OTTAWA — A Bank of Canada deputy governor says the effects of U.S. trade unknowns, lower oil prices and weaker housing and consumer spending are behind the recent deceleration in economic growth.
In prepared remarks of a speech today in Washington, Timothy Lane says this slowdown in Canada’s economic expansion is temporary.
Lane says these factors along with the fiscal stimulus that has energized the American economy and, as a result, led the U.S. Federal Reserve to raise interest rates have been putting downward pressure on the Canadian dollar.
He says the lower loonie will help support the Canadian economy through this period.
Lane says uncertainty related to U.S. policies has kept business investment lower than where it should be at this point, given the overall strength in the Canadian economy.

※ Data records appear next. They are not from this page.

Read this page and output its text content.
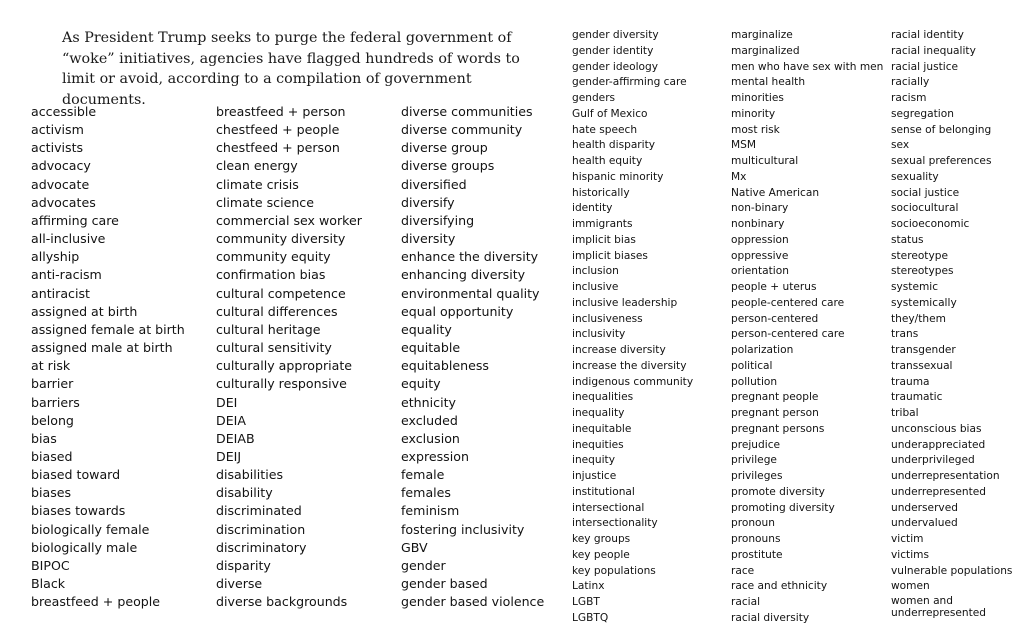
As President Trump seeks to purge the federal government of “woke” initiatives, agencies have flagged hundreds of words to limit or avoid, according to a compilation of government documents.

accessible
activism
activists
advocacy
advocate
advocates
affirming care
all-inclusive
allyship
anti-racism
antiracist
assigned at birth
assigned female at birth
assigned male at birth
at risk
barrier
barriers
belong
bias
biased
biased toward
biases
biases towards
biologically female
biologically male
BIPOC
Black
breastfeed + people
breastfeed + person
chestfeed + people
chestfeed + person
clean energy
climate crisis
climate science
commercial sex worker
community diversity
community equity
confirmation bias
cultural competence
cultural differences
cultural heritage
cultural sensitivity
culturally appropriate
culturally responsive
DEI
DEIA
DEIAB
DEIJ
disabilities
disability
discriminated
discrimination
discriminatory
disparity
diverse
diverse backgrounds
diverse communities
diverse community
diverse group
diverse groups
diversified
diversify
diversifying
diversity
enhance the diversity
enhancing diversity
environmental quality
equal opportunity
equality
equitable
equitableness
equity
ethnicity
excluded
exclusion
expression
female
females
feminism
fostering inclusivity
GBV
gender
gender based
gender based violence
gender diversity
gender identity
gender ideology
gender-affirming care
genders
Gulf of Mexico
hate speech
health disparity
health equity
hispanic minority
historically
identity
immigrants
implicit bias
implicit biases
inclusion
inclusive
inclusive leadership
inclusiveness
inclusivity
increase diversity
increase the diversity
indigenous community
inequalities
inequality
inequitable
inequities
inequity
injustice
institutional
intersectional
intersectionality
key groups
key people
key populations
Latinx
LGBT
LGBTQ
marginalize
marginalized
men who have sex with men
mental health
minorities
minority
most risk
MSM
multicultural
Mx
Native American
non-binary
nonbinary
oppression
oppressive
orientation
people + uterus
people-centered care
person-centered
person-centered care
polarization
political
pollution
pregnant people
pregnant person
pregnant persons
prejudice
privilege
privileges
promote diversity
promoting diversity
pronoun
pronouns
prostitute
race
race and ethnicity
racial
racial diversity
racial identity
racial inequality
racial justice
racially
racism
segregation
sense of belonging
sex
sexual preferences
sexuality
social justice
sociocultural
socioeconomic
status
stereotype
stereotypes
systemic
systemically
they/them
trans
transgender
transsexual
trauma
traumatic
tribal
unconscious bias
underappreciated
underprivileged
underrepresentation
underrepresented
underserved
undervalued
victim
victims
vulnerable populations
women
women and underrepresented
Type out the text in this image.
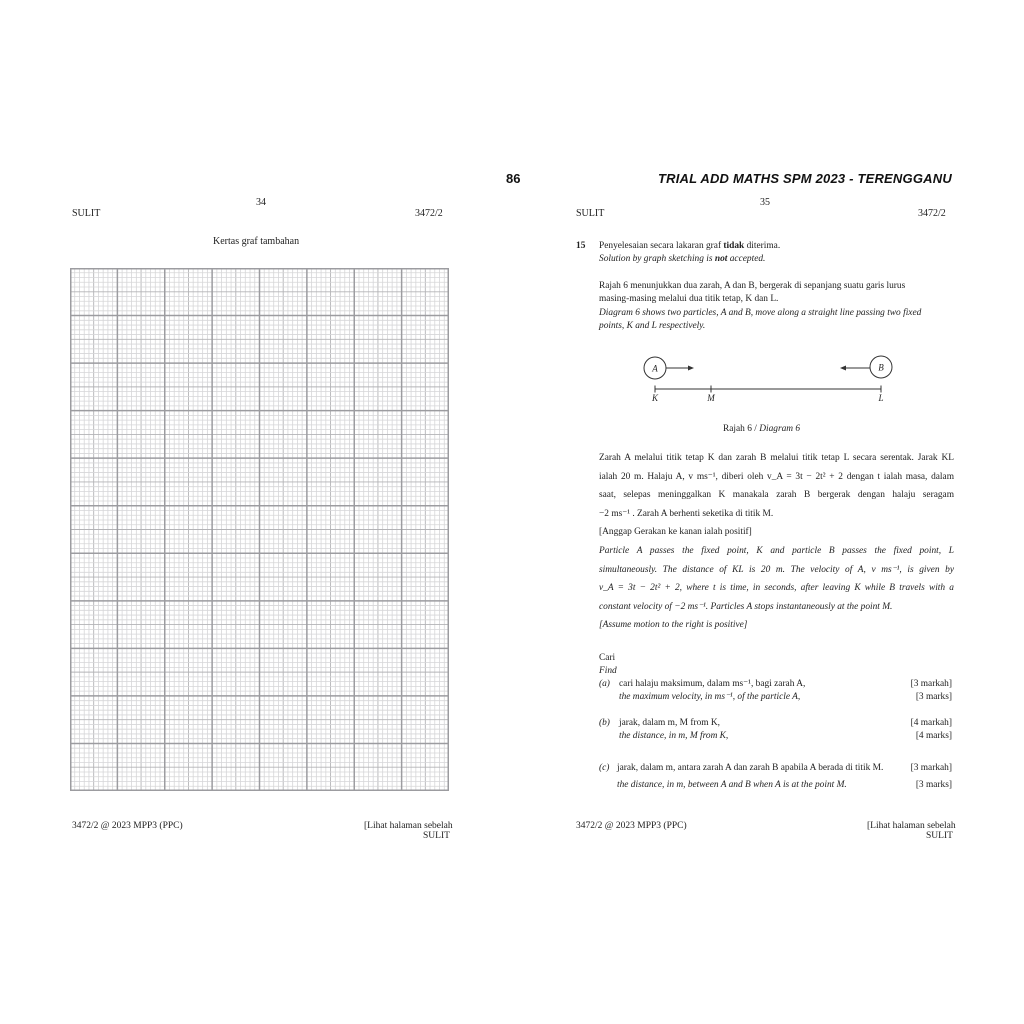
86	TRIAL ADD MATHS SPM 2023 - TERENGGANU
34
SULIT	3472/2
Kertas graf tambahan
3472/2 @ 2023 MPP3 (PPC)	[Lihat halaman sebelah
SULIT
35
SULIT	3472/2
15 Penyelesaian secara lakaran graf tidak diterima.
Solution by graph sketching is not accepted.
Rajah 6 menunjukkan dua zarah, A dan B, bergerak di sepanjang suatu garis lurus
masing-masing melalui dua titik tetap, K dan L.
Diagram 6 shows two particles, A and B, move along a straight line passing two fixed
points, K and L respectively.
A	B
K	M	L
Rajah 6 / Diagram 6
Zarah A melalui titik tetap K dan zarah B melalui titik tetap L secara serentak. Jarak KL
ialah 20 m. Halaju A, v ms⁻¹, diberi oleh v_A = 3t − 2t² + 2 dengan t ialah masa, dalam
saat, selepas meninggalkan K manakala zarah B bergerak dengan halaju seragam
−2 ms⁻¹ . Zarah A berhenti seketika di titik M.
[Anggap Gerakan ke kanan ialah positif]
Particle A passes the fixed point, K and particle B passes the fixed point, L
simultaneously. The distance of KL is 20 m. The velocity of A, v ms⁻¹, is given by
v_A = 3t − 2t² + 2, where t is time, in seconds, after leaving K while B travels with a
constant velocity of −2 ms⁻¹. Particles A stops instantaneously at the point M.
[Assume motion to the right is positive]
Cari
Find
(a) cari halaju maksimum, dalam ms⁻¹, bagi zarah A,
the maximum velocity, in ms⁻¹, of the particle A,
[3 markah]
[3 marks]
(b) jarak, dalam m, M from K,
the distance, in m, M from K,
[4 markah]
[4 marks]
(c) jarak, dalam m, antara zarah A dan zarah B apabila A berada di titik M.
the distance, in m, between A and B when A is at the point M.
[3 markah]
[3 marks]
3472/2 @ 2023 MPP3 (PPC)	[Lihat halaman sebelah
SULIT
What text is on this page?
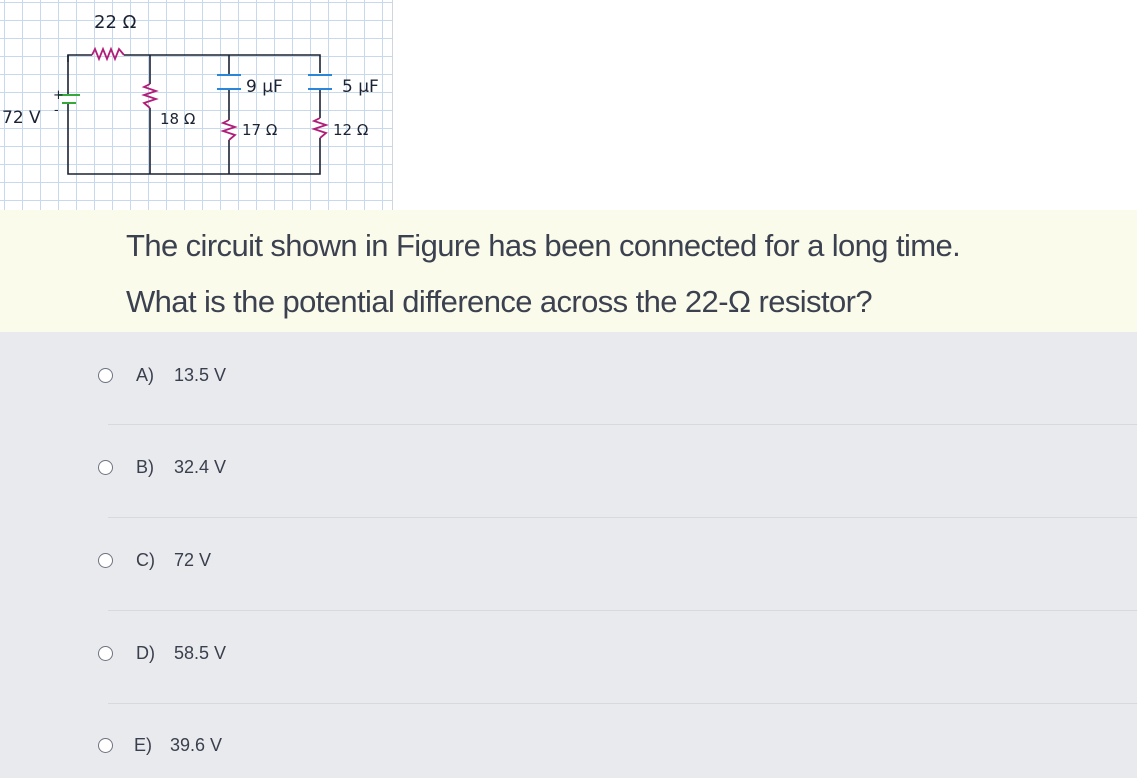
22 Ω
18 Ω
17 Ω	12 Ω
9 μF	5 μF
72 V
+
-
The circuit shown in Figure has been connected for a long time.
What is the potential difference across the 22-Ω resistor?
A)	13.5 V
B)	32.4 V
C)	72 V
D)	58.5 V
E)	39.6 V
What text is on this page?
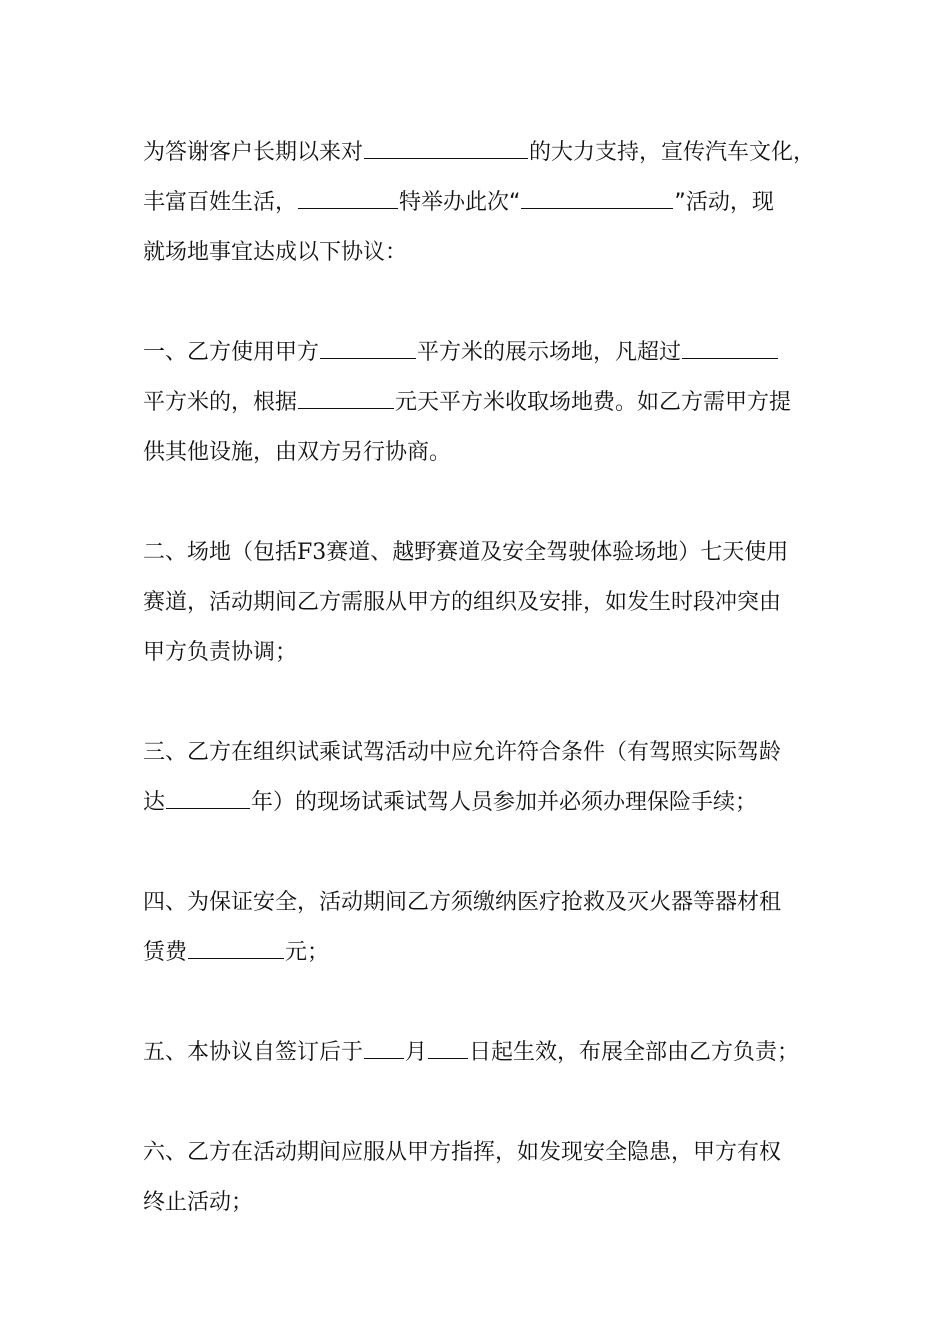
为答谢客户长期以来对	的大力支持，宣传汽车文化，
丰富百姓生活，	特举办此次“	”活动，现
就场地事宜达成以下协议：

一、乙方使用甲方	平方米的展示场地，凡超过
平方米的，根据	元天平方米收取场地费。如乙方需甲方提
供其他设施，由双方另行协商。

二、场地（包括F3赛道、越野赛道及安全驾驶体验场地）七天使用
赛道，活动期间乙方需服从甲方的组织及安排，如发生时段冲突由
甲方负责协调；

三、乙方在组织试乘试驾活动中应允许符合条件（有驾照实际驾龄
达	年）的现场试乘试驾人员参加并必须办理保险手续；

四、为保证安全，活动期间乙方须缴纳医疗抢救及灭火器等器材租
赁费	元；

五、本协议自签订后于 月 日起生效，布展全部由乙方负责；

六、乙方在活动期间应服从甲方指挥，如发现安全隐患，甲方有权
终止活动；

Last month, Bank of Canada governor Stephen Poloz kept his benchmark interest rate unchanged at 1.75 per cent as the economy navigates what he described as a temporary period of softness created by a recent, sharp decline in world oil prices.
Lane’s speech to the Peterson Institute for International Economics focused on explaining how Canada manages its foreign reserves, which he noted are about US$85 billion or five per cent of the country’s gross domestic product.
He describes the size of Canada’s foreign reserves as modest yet adequate because the country has a freely floating exchange rate.
One relatively recent development, Lane noted, is that other central banks and monetary authorities started adding Canadian-dollar assets to their reserve portfolios following the global financial crisis about a decade ago. Reserves in Canadian dollars are now about $200 billion, he said.